Le mouvement syndical s'efforce en général d'obtenir de meilleures conditions d'emploi pour nos adhérents, qui travaillent surtout dans le secteur économique formel. Mais depuis une décennie notre attention s'est portée sur un problème majeur, à savoir la structure des économies en place. Nous sommes persuadés qu'il est possible d'offrir un filet de sécurité sociale pour tous, compte tenu des ressources dont dispose notre planète.

Workers in South AfricaComme partout ailleurs sur le continent, les travailleurs en Afrique du Sud sont à la recherche d'emplois décents.
Photo: Reuters / Mike Hutchings

Comment créer des emplois en Afrique, compte tenu de l'impact conjugué du sous-développement et de la mondialisation?

D'une part, nous essayons d'aider nos adhérents à renforcer leurs capacités de recherche et d'action, à établir le dialogue avec leurs autorités nationales.
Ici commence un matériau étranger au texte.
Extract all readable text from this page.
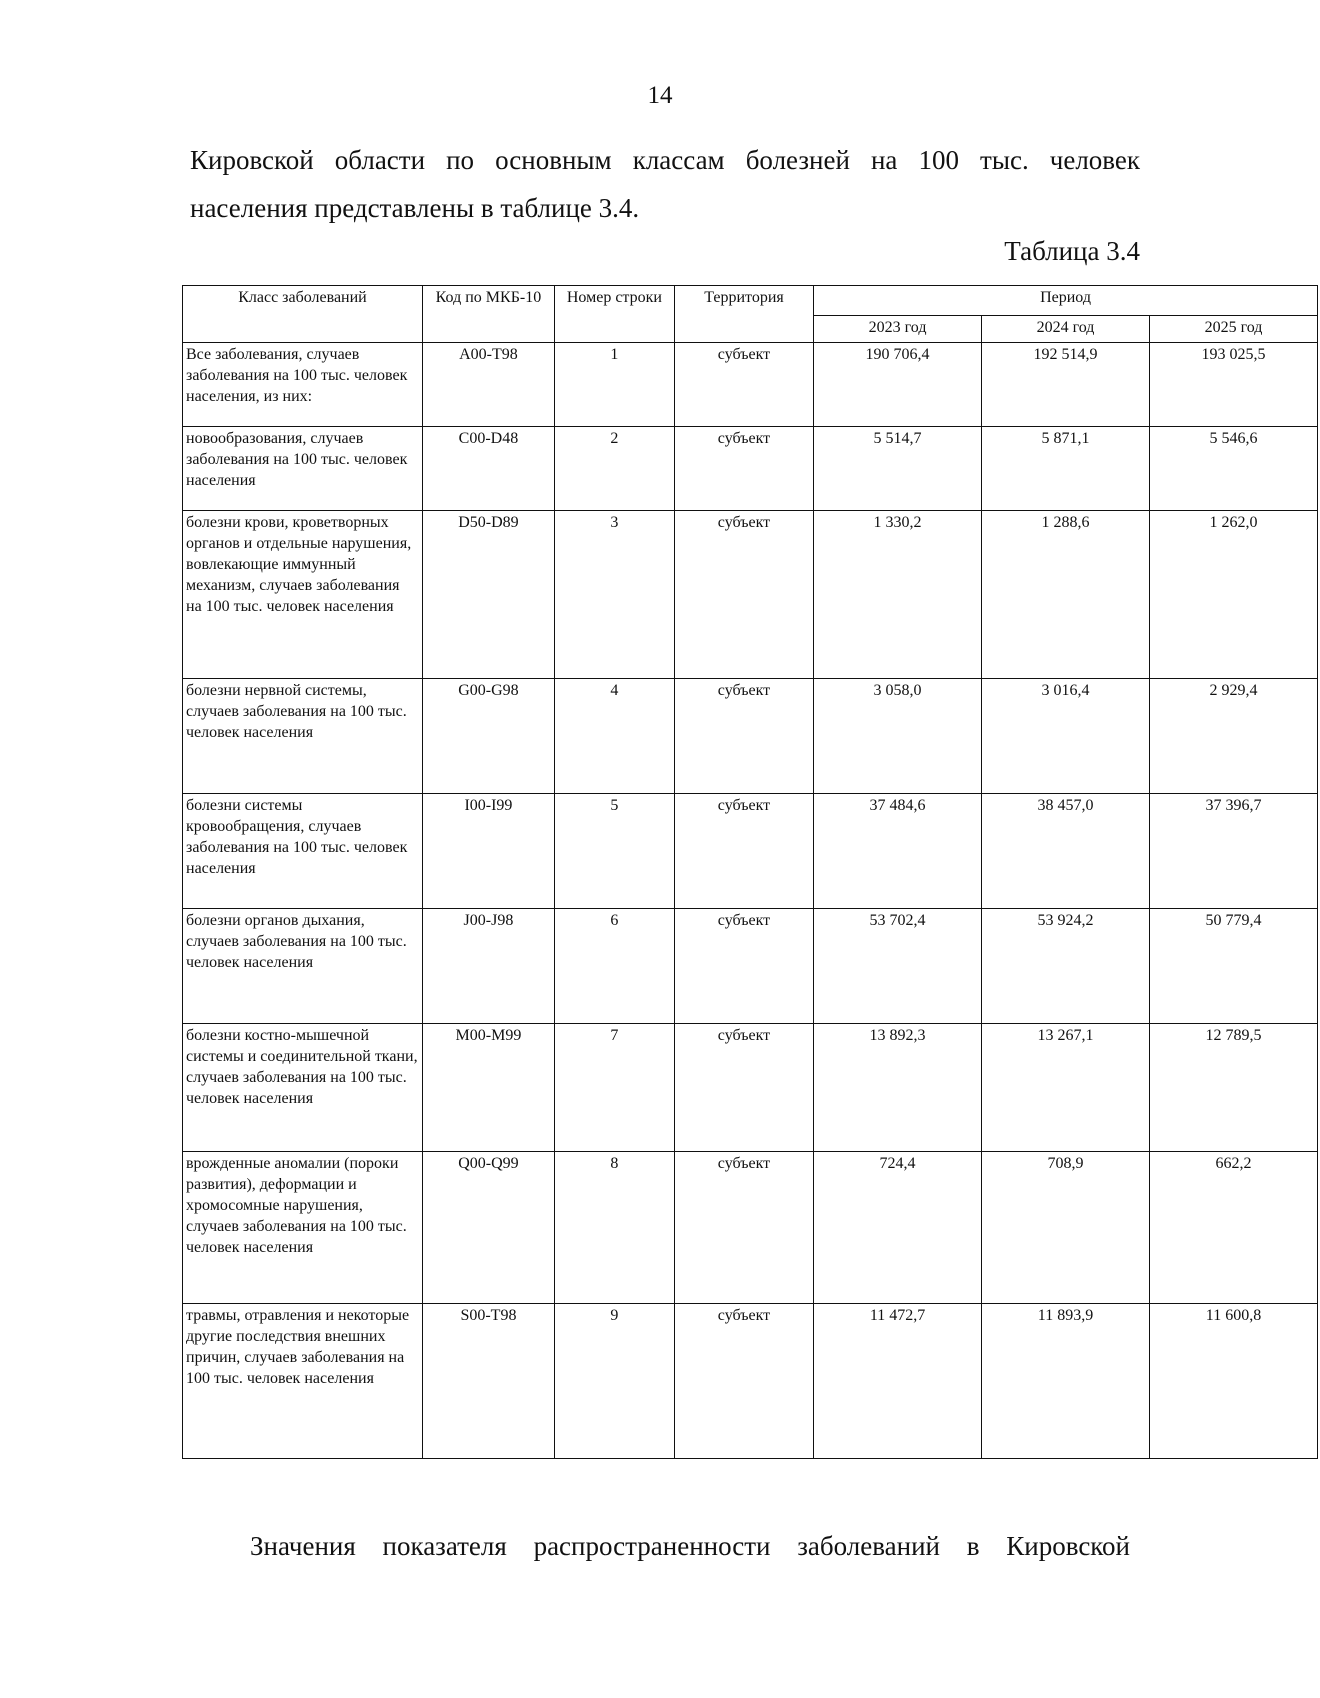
14
Кировской области по основным классам болезней на 100 тыс. человек
населения представлены в таблице 3.4.
Таблица 3.4
Класс заболеваний	Код по МКБ-10	Номер строки	Территория	Период		
				2023 год	2024 год	2025 год
Все заболевания, случаев заболевания на 100 тыс. человек населения, из них:	A00-T98	1	субъект	190 706,4	192 514,9	193 025,5
новообразования, случаев заболевания на 100 тыс. человек населения	C00-D48	2	субъект	5 514,7	5 871,1	5 546,6
болезни крови, кроветворных органов и отдельные нарушения, вовлекающие иммунный механизм, случаев заболевания на 100 тыс. человек населения	D50-D89	3	субъект	1 330,2	1 288,6	1 262,0
болезни нервной системы, случаев заболевания на 100 тыс. человек населения	G00-G98	4	субъект	3 058,0	3 016,4	2 929,4
болезни системы кровообращения, случаев заболевания на 100 тыс. человек населения	I00-I99	5	субъект	37 484,6	38 457,0	37 396,7
болезни органов дыхания, случаев заболевания на 100 тыс. человек населения	J00-J98	6	субъект	53 702,4	53 924,2	50 779,4
болезни костно-мышечной системы и соединительной ткани, случаев заболевания на 100 тыс. человек населения	M00-M99	7	субъект	13 892,3	13 267,1	12 789,5
врожденные аномалии (пороки развития), деформации и хромосомные нарушения, случаев заболевания на 100 тыс. человек населения	Q00-Q99	8	субъект	724,4	708,9	662,2
травмы, отравления и некоторые другие последствия внешних причин, случаев заболевания на 100 тыс. человек населения	S00-T98	9	субъект	11 472,7	11 893,9	11 600,8
Значения показателя распространенности заболеваний в Кировской
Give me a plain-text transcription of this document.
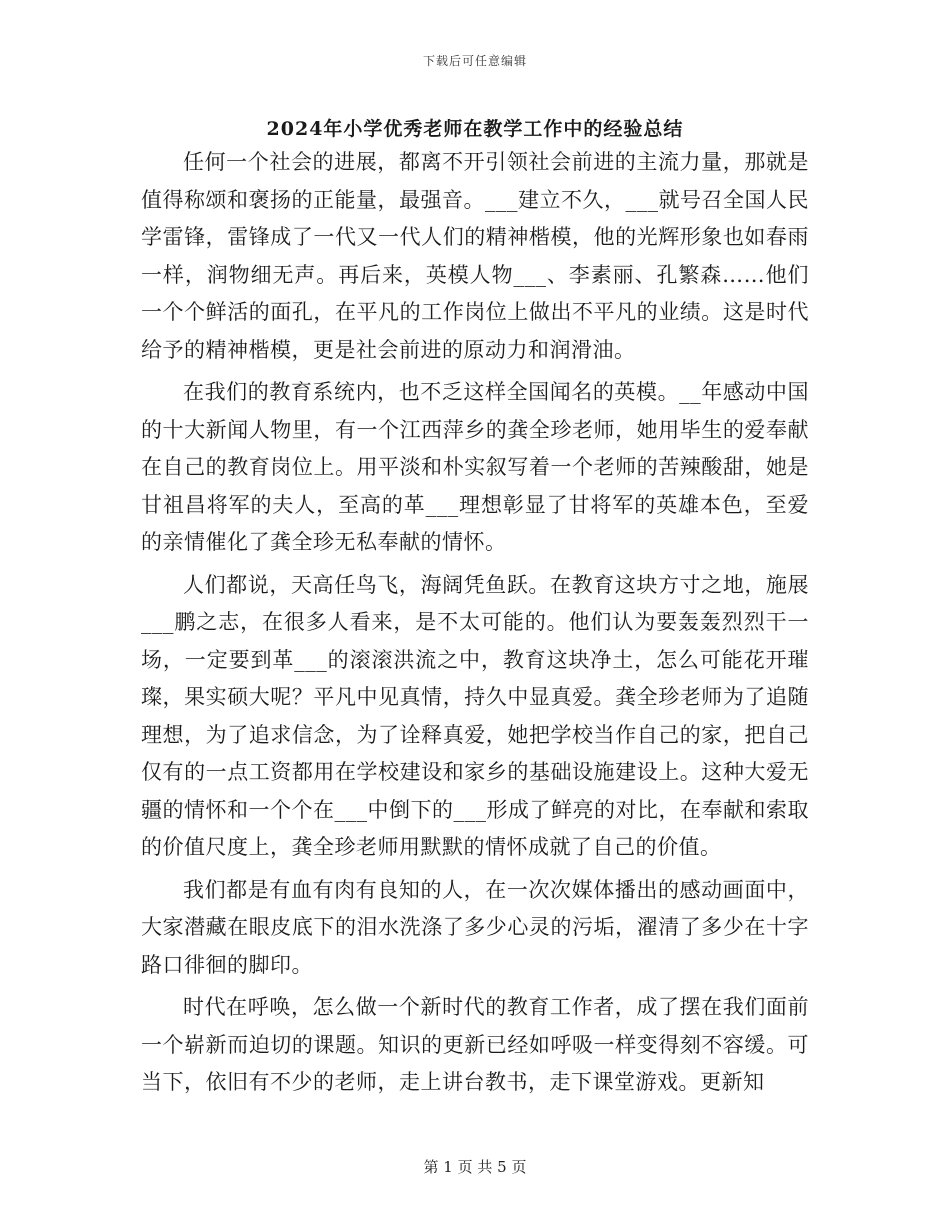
下载后可任意编辑
2024年小学优秀老师在教学工作中的经验总结

任何一个社会的进展，都离不开引领社会前进的主流力量，那就是值得称颂和褒扬的正能量，最强音。___建立不久，___就号召全国人民学雷锋，雷锋成了一代又一代人们的精神楷模，他的光辉形象也如春雨一样，润物细无声。再后来，英模人物___、李素丽、孔繁森……他们一个个鲜活的面孔，在平凡的工作岗位上做出不平凡的业绩。这是时代给予的精神楷模，更是社会前进的原动力和润滑油。

在我们的教育系统内，也不乏这样全国闻名的英模。__年感动中国的十大新闻人物里，有一个江西萍乡的龚全珍老师，她用毕生的爱奉献在自己的教育岗位上。用平淡和朴实叙写着一个老师的苦辣酸甜，她是甘祖昌将军的夫人，至高的革___理想彰显了甘将军的英雄本色，至爱的亲情催化了龚全珍无私奉献的情怀。

人们都说，天高任鸟飞，海阔凭鱼跃。在教育这块方寸之地，施展___鹏之志，在很多人看来，是不太可能的。他们认为要轰轰烈烈干一场，一定要到革___的滚滚洪流之中，教育这块净土，怎么可能花开璀璨，果实硕大呢？平凡中见真情，持久中显真爱。龚全珍老师为了追随理想，为了追求信念，为了诠释真爱，她把学校当作自己的家，把自己仅有的一点工资都用在学校建设和家乡的基础设施建设上。这种大爱无疆的情怀和一个个在___中倒下的___形成了鲜亮的对比，在奉献和索取的价值尺度上，龚全珍老师用默默的情怀成就了自己的价值。

我们都是有血有肉有良知的人，在一次次媒体播出的感动画面中，大家潜藏在眼皮底下的泪水洗涤了多少心灵的污垢，濯清了多少在十字路口徘徊的脚印。

时代在呼唤，怎么做一个新时代的教育工作者，成了摆在我们面前一个崭新而迫切的课题。知识的更新已经如呼吸一样变得刻不容缓。可当下，依旧有不少的老师，走上讲台教书，走下课堂游戏。更新知

第 1 页 共 5 页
D'autre part, nous nous inspirons de l'expérience de certains de nos syndicats, qui ont mis au point des alternatives au néo-libéralisme en Afrique australe (ANSA)*. Ils étudient actuellement dans différents pays les moyens permettant aux syndicats de mettre au point des alternatives, en coopération avec d'autres acteurs de la société civile.

Le néo-libéralisme est un terme utilisé pour décrire ce que certains considèrent comme des politiques de marché poussées à l'extrême — marchés financiers déréglementés, échanges illimités et élimination des filets de sécurité sociale publique. Quelles solutions de rechange proposent les syndicats africains?

C'est l'ANSA, justement. Le développement devrait d'abord viser les peuples, pas les marchés. L'affirmation de ce principe devrait se traduire par la mise en place de politiques de participation et de contrôle populaire des ressources, permettant aux gens de décider pour eux-mêmes. Toute la question de l'intégration de l'Afrique y est reliée. Il nous faut nous redéfinir par nos traits communs et mettre en place des systèmes de gouvernance facilitant l'harmonisation entre différentes régions du continent, avant de pouvoir nous mesurer au reste du monde.

Ces types de changements économiques ne sont-ils pas subordonnés à des bouleversements politiques?

Certainement. À l'aube de l'indépendance les puissances coloniales ont découpé nos régions en petits pays. Lors de la première vague d'indépendances nos dirigeants ont semblé s'en contenter, trop occupés à protéger leur nouvelle souveraineté. Cette situation continue à nous faire du tort. L'Afrique compte 54 petits pays, chacun disposant d'une certaine souveraineté. Il n'est pas possible de traiter avec le reste du monde dans ces conditions. Dans le même temps, le reste du monde nous voit comme une entité unique.

Il nous faut déférer de véritables pouvoirs à un mécanisme central, tout en préservant l'autonomie locale garante de notre diversité. Il est temps d'en finir avec les barrières artificielles qui nous séparent. Il faut réaménager nos existences pour pouvoir nous réaffirmer en tant qu'Africains. Cette étape franchie, personne ne pourra plus nous dicter ses conditions.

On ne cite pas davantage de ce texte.